Saturday, 19 April 2025

Disappointment

Every month, a professional body I'm registered with sends out a magazine. Every month, it goes straight to the recycling bin. This month, as is often the case, the cover highlighted an article within, which appeared to be promoting a particular lifestyle choice. In what is published, and in what they most often choose to highlight, I detect a degree of ideological bias.

When we train as therapists, we attend personal therapy ourselves. One reason for this is to have the experience of being a client. Another reason might be to identify any biases or prejudices we hold, so that we are able to minimise their impact on our work with clients. One value I hold particularly strongly as a therapist is that it is not our job to tell clients how to live their lives. Our job is often to help the client live a life that is more in line with their values. We might examine those values with the client, and question whether holding those values is helpful to them. Ideally, we step away from telling a client that the way they live is right or wrong.

When I saw the headline on the cover of the magazine, the anger started to build. It really didn't sit right with me that a professional body for therapists was implying that a particular lifestyle choice was to be promoted. However, as I've done a lot of training on anger recently, I looked at the irrational beliefs that were fuelling the anger. Those beliefs were:

  1. They absolutely MUST NOT do this.
  2. They are BAD PEOPLE for doing this.

Looking at those beliefs now, they are quite disturbing to me. Not only to they fuel anger, as my recent training on anger tells me - they are suggestive of authoritarian tendencies. As Carl Jung once said, if we see something we find unacceptable in others, we would profit from asking what it tells us about ourselves. I'm paraphrasing, of course, but the point stands. In the darker recesses of my personality are authoritarian tendencies. These are not something that is apparent in my work with clients, but are certainly present in the circumstances where I have felt anger.

Being aware of the things we don't like about ourselves is the start. The people who most concern me are those who are not aware of, or outright deny, their shortcomings. If I were to tell you, for example, I have always acted out of kindness, you would probably tell me that this is impossible - no one ALWAYS acts out of kindness. You might also say that my inability to recognise my capacity for cruelty (which we all have) worried you.
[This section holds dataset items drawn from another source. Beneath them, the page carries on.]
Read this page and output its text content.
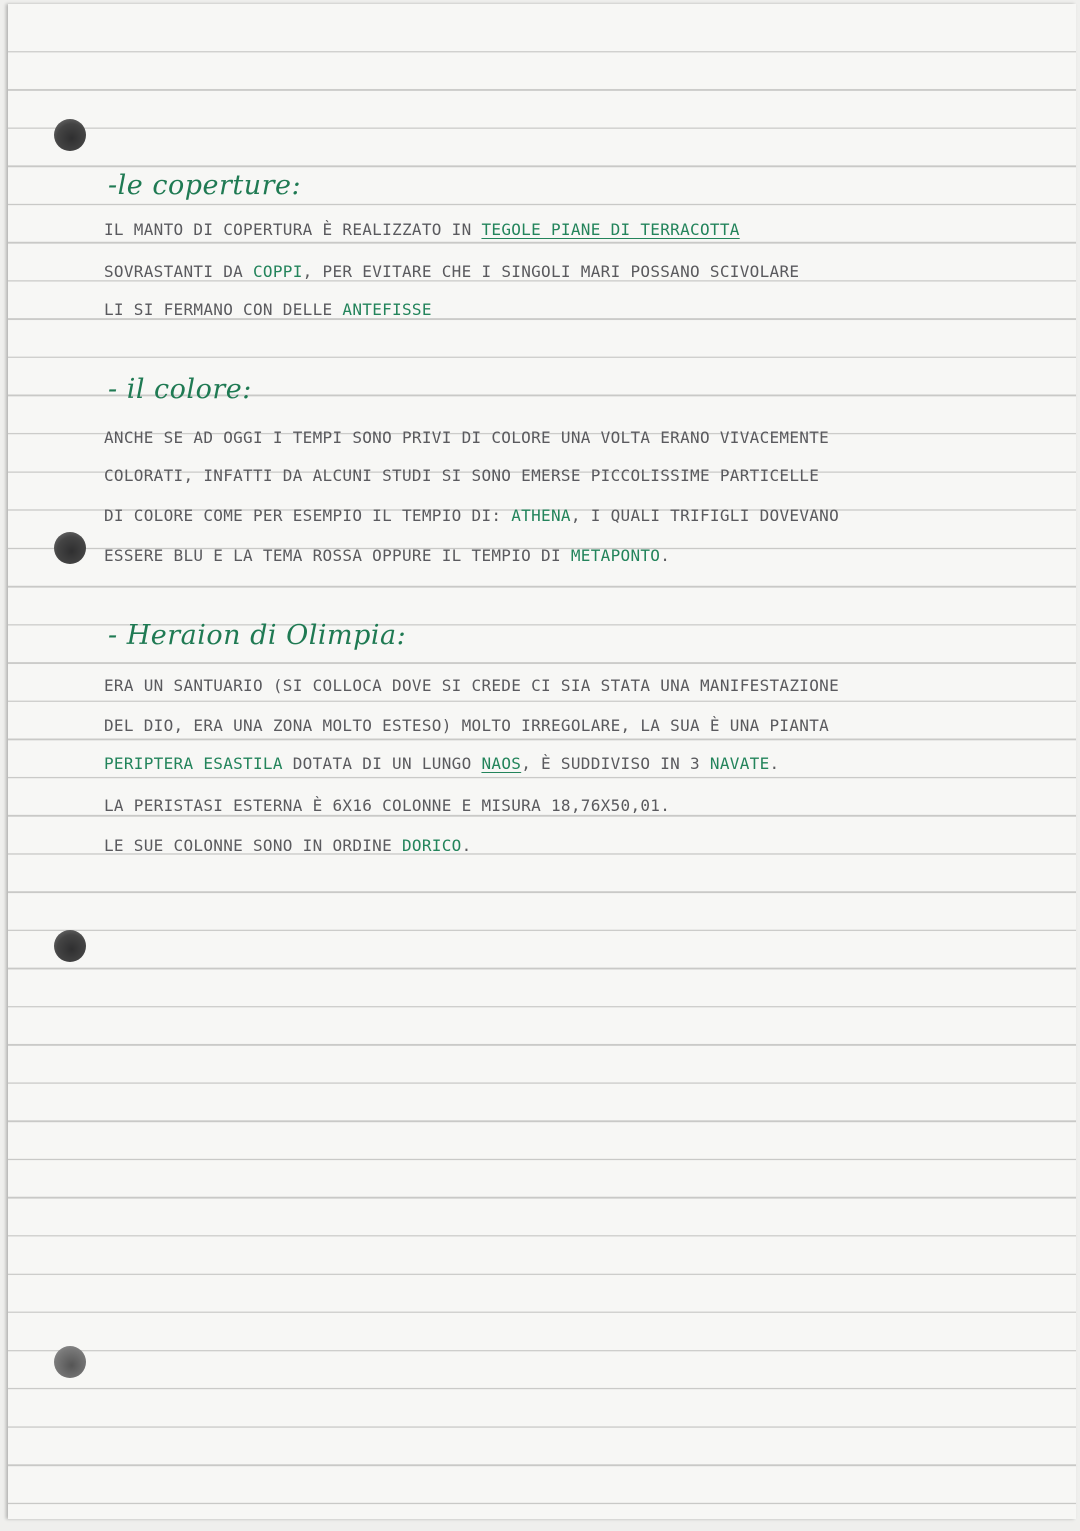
-le coperture:
IL MANTO DI COPERTURA È REALIZZATO IN TEGOLE PIANE DI TERRACOTTA
SOVRASTANTI DA COPPI, PER EVITARE CHE I SINGOLI MARI POSSANO SCIVOLARE
LI SI FERMANO CON DELLE ANTEFISSE
- il colore:
ANCHE SE AD OGGI I TEMPI SONO PRIVI DI COLORE UNA VOLTA ERANO VIVACEMENTE
COLORATI, INFATTI DA ALCUNI STUDI SI SONO EMERSE PICCOLISSIME PARTICELLE
DI COLORE COME PER ESEMPIO IL TEMPIO DI: ATHENA, I QUALI TRIFIGLI DOVEVANO
ESSERE BLU E LA TEMA ROSSA OPPURE IL TEMPIO DI METAPONTO.
- Heraion di Olimpia:
ERA UN SANTUARIO (SI COLLOCA DOVE SI CREDE CI SIA STATA UNA MANIFESTAZIONE
DEL DIO, ERA UNA ZONA MOLTO ESTESO) MOLTO IRREGOLARE, LA SUA È UNA PIANTA
PERIPTERA ESASTILA DOTATA DI UN LUNGO NAOS, È SUDDIVISO IN 3 NAVATE.
LA PERISTASI ESTERNA È 6X16 COLONNE E MISURA 18,76X50,01.
LE SUE COLONNE SONO IN ORDINE DORICO.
How then, can we reverse engineer those irrational, worryingly authoritarian beliefs? What could replace those beliefs? According to my recent training, identifying the initial feeling that was amplified to anger by irrational thoughts is the key. So, how would I label that initial feeling, before it got out of control and morphed into anger? An organisation that represents therapists aligned itself with values I believe are contrary to the spirit of what therapy aims to achieve. I was disappointed in them. If we remove the irrational MUST NOT and BAD PEOPLE thoughts, then one way we could reframe our beliefs about the situation is:

  1. They did something I didn't like.
  2. I feel disappointed.

The thoughts don't have to go beyond this. Notice that it is the behaviour that I didn't like, rather than the irrational belief that the behaviour makes the person inherently bad. Also, the irrational belief that they absolutely must meet the conditions that I impose on myself as a therapist has gone. In its place is a simple acknowledgement that I felt disappointed.
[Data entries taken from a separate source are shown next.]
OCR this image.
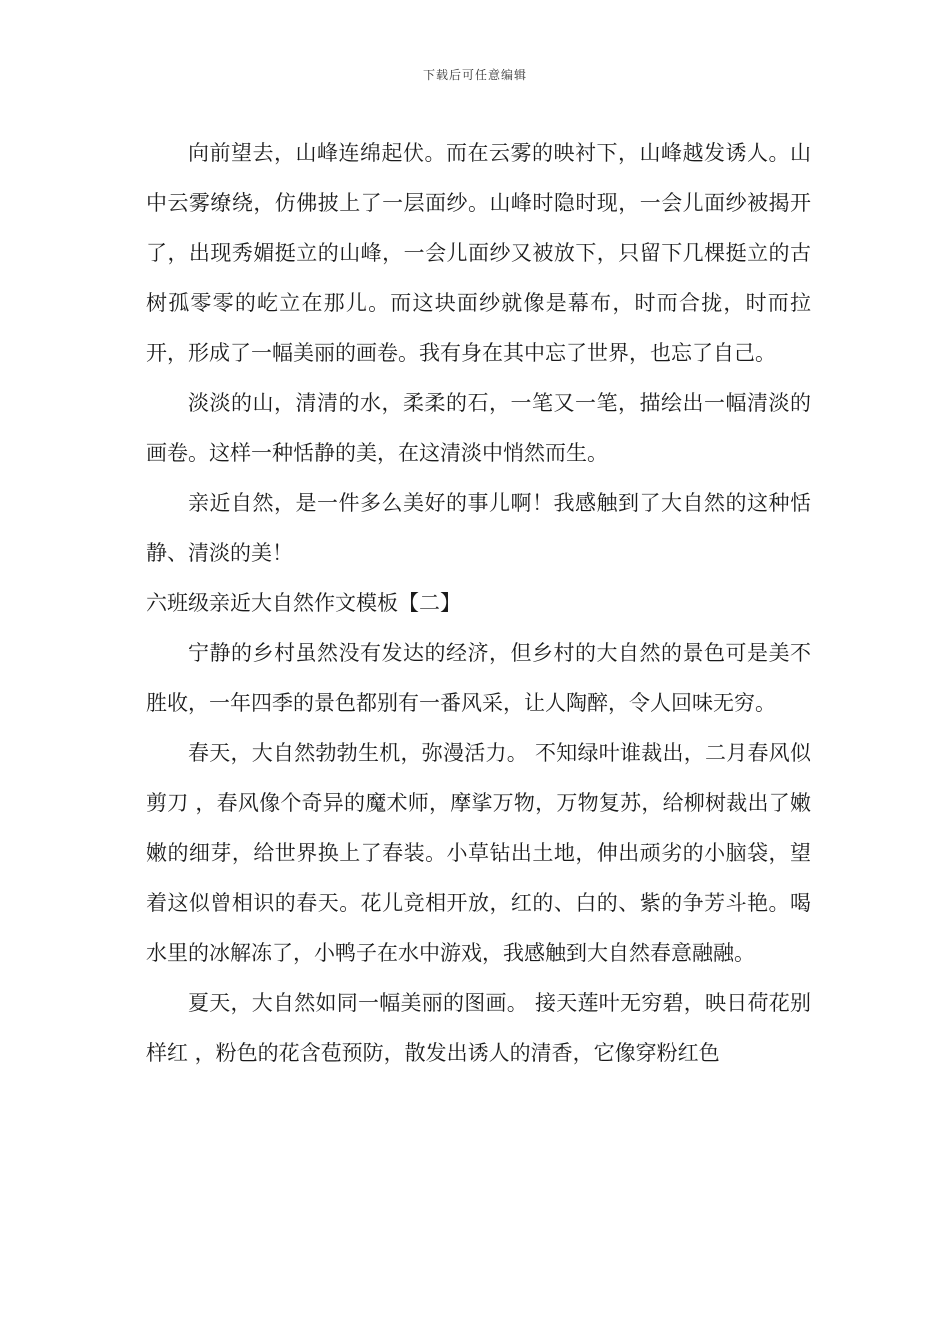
下载后可任意编辑

向前望去，山峰连绵起伏。而在云雾的映衬下，山峰越发诱人。山中云雾缭绕，仿佛披上了一层面纱。山峰时隐时现，一会儿面纱被揭开了，出现秀媚挺立的山峰，一会儿面纱又被放下，只留下几棵挺立的古树孤零零的屹立在那儿。而这块面纱就像是幕布，时而合拢，时而拉开，形成了一幅美丽的画卷。我有身在其中忘了世界，也忘了自己。

淡淡的山，清清的水，柔柔的石，一笔又一笔，描绘出一幅清淡的画卷。这样一种恬静的美，在这清淡中悄然而生。

亲近自然，是一件多么美好的事儿啊！我感触到了大自然的这种恬静、清淡的美！

六班级亲近大自然作文模板【二】

宁静的乡村虽然没有发达的经济，但乡村的大自然的景色可是美不胜收，一年四季的景色都别有一番风采，让人陶醉，令人回味无穷。

春天，大自然勃勃生机，弥漫活力。 不知绿叶谁裁出，二月春风似剪刀 ，春风像个奇异的魔术师，摩挲万物，万物复苏，给柳树裁出了嫩嫩的细芽，给世界换上了春装。小草钻出土地，伸出顽劣的小脑袋，望着这似曾相识的春天。花儿竞相开放，红的、白的、紫的争芳斗艳。喝水里的冰解冻了，小鸭子在水中游戏，我感触到大自然春意融融。

夏天，大自然如同一幅美丽的图画。 接天莲叶无穷碧，映日荷花别样红 ，粉色的花含苞预防，散发出诱人的清香，它像穿粉红色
The one I love arguably noticed all of this before I did. When I was driving her to the airport, she noticed that I reacted with anger to what I saw as the inconsiderate behaviour of other drivers. She pointed out the futility of shouting and cursing at drivers who were unable to hear me. She said that, as she was the one in the car with me, my anger was only being felt by her, and it scared her.
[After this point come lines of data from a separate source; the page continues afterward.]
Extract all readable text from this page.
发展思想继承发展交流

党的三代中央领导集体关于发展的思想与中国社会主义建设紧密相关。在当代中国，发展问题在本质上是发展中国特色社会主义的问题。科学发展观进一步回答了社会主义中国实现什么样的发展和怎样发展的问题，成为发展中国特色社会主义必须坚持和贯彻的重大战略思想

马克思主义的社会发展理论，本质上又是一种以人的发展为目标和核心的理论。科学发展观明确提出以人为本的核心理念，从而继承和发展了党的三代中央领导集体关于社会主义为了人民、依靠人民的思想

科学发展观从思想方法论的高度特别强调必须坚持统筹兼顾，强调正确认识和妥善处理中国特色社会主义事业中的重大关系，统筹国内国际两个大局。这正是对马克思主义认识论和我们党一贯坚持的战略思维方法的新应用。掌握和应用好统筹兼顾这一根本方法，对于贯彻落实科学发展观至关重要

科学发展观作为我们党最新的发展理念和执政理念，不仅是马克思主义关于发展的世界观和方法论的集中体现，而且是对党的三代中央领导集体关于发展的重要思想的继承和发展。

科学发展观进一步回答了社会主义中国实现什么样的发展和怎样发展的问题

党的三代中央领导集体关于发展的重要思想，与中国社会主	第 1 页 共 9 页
She is not a counsellor but, after listening to what made me angry about the other drivers' behaviour, she suggested an alternative way of dealing with it. She gave me an expression in her native language which translates simply as:

"Look! Naughty!"

Before I even started the recent training on anger, the one I love was already one step ahead. I don't know if she was aware of it, but she was giving a lesson on how to reframe anger as disappointment.

Right now, I'm disappointed with myself. Without noticing, I had been having thoughts that were irrationally authoritarian. Thankfully, I have the opportunity to do better from this point forward. Awareness of the problem is the first step. Rather than blaming and shaming myself over this, it feels better to use what the the one I love suggested:

"Look! Naughty!"

It's an acknowledgement that, while there are things that could be improved, I am not wholly bad. None of us are perfect, but we can always aim to be better. I read the highlighted article, and other parts of the magazine - it is now in the recycling bin.